Пока я бродил туда-сюда, пока собирал подстреленных уток, грянул еще один снежный заряд, за ним другой, и потом, с короткими перерывами, несло, тащило тяжелые тучи, хлестало снегом и дождем, на какие-то минуты выпутывалось из лохмотьев туч очумелое солнце, болезненно ярко выплескивалось оно в прорехи поседело клубящихся по краям туч, и тут же его заслоняло, запихивало, укутывало в грозное, черной сажей покрытое небо, и тогда накатывала темень, вместе с нею ошарашенность и недоумение, да полно, были ли они — небо, солнце, свет?!
Вместе с низкими тучами, с клубами снега и полосами хлещущего дождя, над самой водой и берегом шла утка — табун за табуном, стая за стаей, — вот повалила и северная утка, на убой крепкая. Прямо от кисло тлеющего костерка, без всякого уже азарта, вяло выстрелил я еще несколько раз и решил посчитать патроны — их осталось восемь штук. Место глухое, я один, надо и опомниться, поберечься, ведь совсем недавно, года два назад, со мной случилась беда, и спасла меня тогда тоже охота и ружье, еще то ружье, «тулка» крестного.
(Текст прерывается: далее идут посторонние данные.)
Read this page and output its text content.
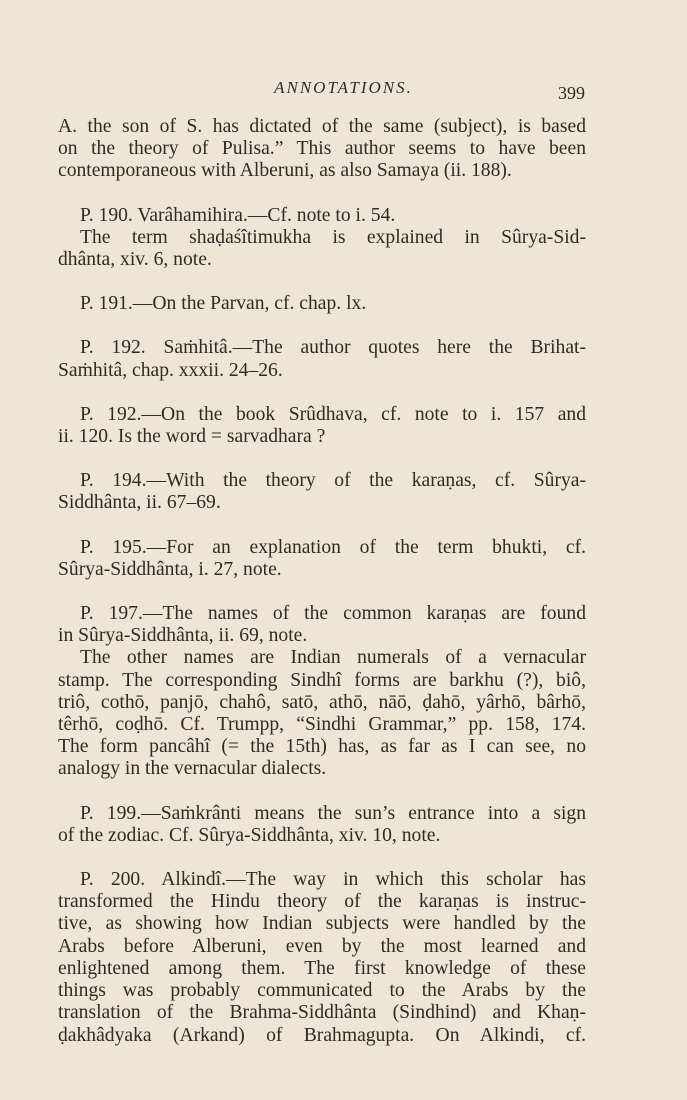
ANNOTATIONS.	399
A. the son of S. has dictated of the same (subject), is based
on the theory of Pulisa.” This author seems to have been
contemporaneous with Alberuni, as also Samaya (ii. 188).
P. 190. Varâhamihira.—Cf. note to i. 54.
The term shaḍaśîtimukha is explained in Sûrya-Sid-
dhânta, xiv. 6, note.
P. 191.—On the Parvan, cf. chap. lx.
P. 192. Saṁhitâ.—The author quotes here the Brihat-
Saṁhitâ, chap. xxxii. 24–26.
P. 192.—On the book Srûdhava, cf. note to i. 157 and
ii. 120. Is the word = sarvadhara ?
P. 194.—With the theory of the karaṇas, cf. Sûrya-
Siddhânta, ii. 67–69.
P. 195.—For an explanation of the term bhukti, cf.
Sûrya-Siddhânta, i. 27, note.
P. 197.—The names of the common karaṇas are found
in Sûrya-Siddhânta, ii. 69, note.
The other names are Indian numerals of a vernacular
stamp. The corresponding Sindhî forms are barkhu (?), biô,
triô, cothō, panjō, chahô, satō, athō, nāō, ḍahō, yârhō, bârhō,
têrhō, coḍhō. Cf. Trumpp, “Sindhi Grammar,” pp. 158, 174.
The form pancâhî (= the 15th) has, as far as I can see, no
analogy in the vernacular dialects.
P. 199.—Saṁkrânti means the sun’s entrance into a sign
of the zodiac. Cf. Sûrya-Siddhânta, xiv. 10, note.
P. 200. Alkindî.—The way in which this scholar has
transformed the Hindu theory of the karaṇas is instruc-
tive, as showing how Indian subjects were handled by the
Arabs before Alberuni, even by the most learned and
enlightened among them. The first knowledge of these
things was probably communicated to the Arabs by the
translation of the Brahma-Siddhânta (Sindhind) and Khaṇ-
ḍakhâdyaka (Arkand) of Brahmagupta. On Alkindi, cf.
Нежданно-негаданно, в мирные дни, в спокойные годы, которые, может быть, и были где-то спокойны, только не в промышленно-перенаселенном Урале, не в Сибири, не на Дальнем Востоке, получил я самый большой гонорар за газетные труды — нож в спину. Проникающее ранение легкого вызвало тяжкую эмфизему, и я отдавал уже Богу душу, но мой дружок по рыбалке, местный доктор, да и жена моя совсем еще молодая; двое детишек детсадовского возраста не захотели никуда меня, только что выпустившего свою первую книжку, отпускать, да и я был еще крепок духом, горел желанием осчастливить мир своим пером, не пожелал сдаваться смерти и, как только чуть мне полегчало, собрался в лес. Жена со слезами и отчаянием умоляла меня никуда не ходить, уверяя, что совсем еще, совсем я слаб, да и лекари не велели перетруждаться. И тогда я сказал жене, из-за меня вечно страдающей, что если не смогу подняться в гору — вернусь и уж больше никогда и никуда с ружьем не пойду.
В эту пору мы уже жили на улице Нагорной, променяв свою дорогую избушку, которая снится мне до сих пор, на избу настоящую, более просторную, где у меня за деревянной заборкой появилась почти отдельная комната, почтительно именующаяся кабинетом.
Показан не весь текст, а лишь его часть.